Covesia.com - Terkait aksi bom bunuh diri  yang menyebabkan jatuhnya korban jiwa di Gereja Katolik Santa Maria, Gereja Kristen Indonesia dan Gereja Pantekosta Pusat Surabaya (GPPS) di Surabaya, Minggu (13/5/2018), Menteri Hukum dan HAM Yasonna Laoly mendesak agar revisi Undang-Undang Terorisme di Indonesia harus segera diselesaikan.

“Saya sangat prihatin dengan kejadian tersebut, namun seperti yang disampaikan oleh pak Menko maupun Presiden, masyarakat  jangan takut dengan kejadian tersebut, dan sampai saat ini pemerintah terus berupaya menuntaskan aksi bom bunuh diri tersebut,” kata Yasonna Laoly saat berada di Gereja Jemaat Banua Niha Keriso Protestan (BNKP) di Kota Padang, Minggu.

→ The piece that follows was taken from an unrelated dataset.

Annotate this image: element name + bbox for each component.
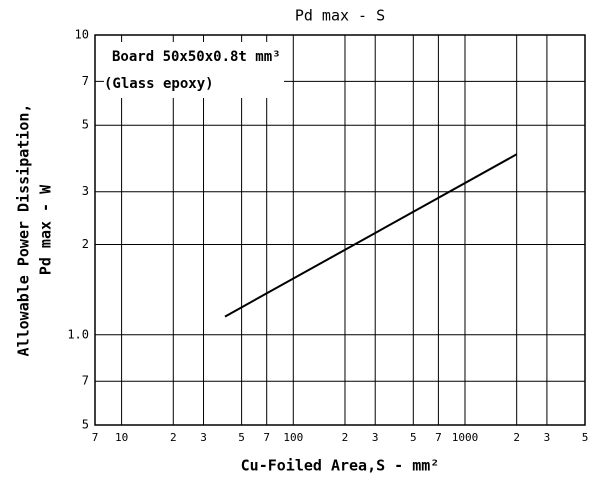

Kata Yasonna, revisi Undang-Undang Terorisme merupakan salah satu cara menekan aksi teror yang terjadi selama ini di Indonesia. Namun sampai saat ini revisi Undang-Undang tersebut masih tertunda sampai 1,5 tahun.

“Saya sudah ingatkan jangan sampai ada kejadian teror baru dilakukan revisi UU Terorisme, revisi tersebut  sudah diajukan  waktu peristiwa Thamrin dan sampai sekarang belum selesai. Oleh karena itu saya katakan ini harus dituntaskan, selain itu saya juga sudah laporkan ke Menkopolhukam dan beberapa menteri untuk aksi teror ini pemerintah harus satu sikap,” terangnya.

Lebih lanjut, ia juga mengungkapkan bahwa pihaknya juga sudah meminta seluruh Kapolda dan jajarannya untuk mengawasi setiap tempat ibadah yang ada di masing-masing daerah.

"Ini perlu dilakukan untuk mengantisipasi kejadian serupa terulang kembali di daerah lain," tambahnya.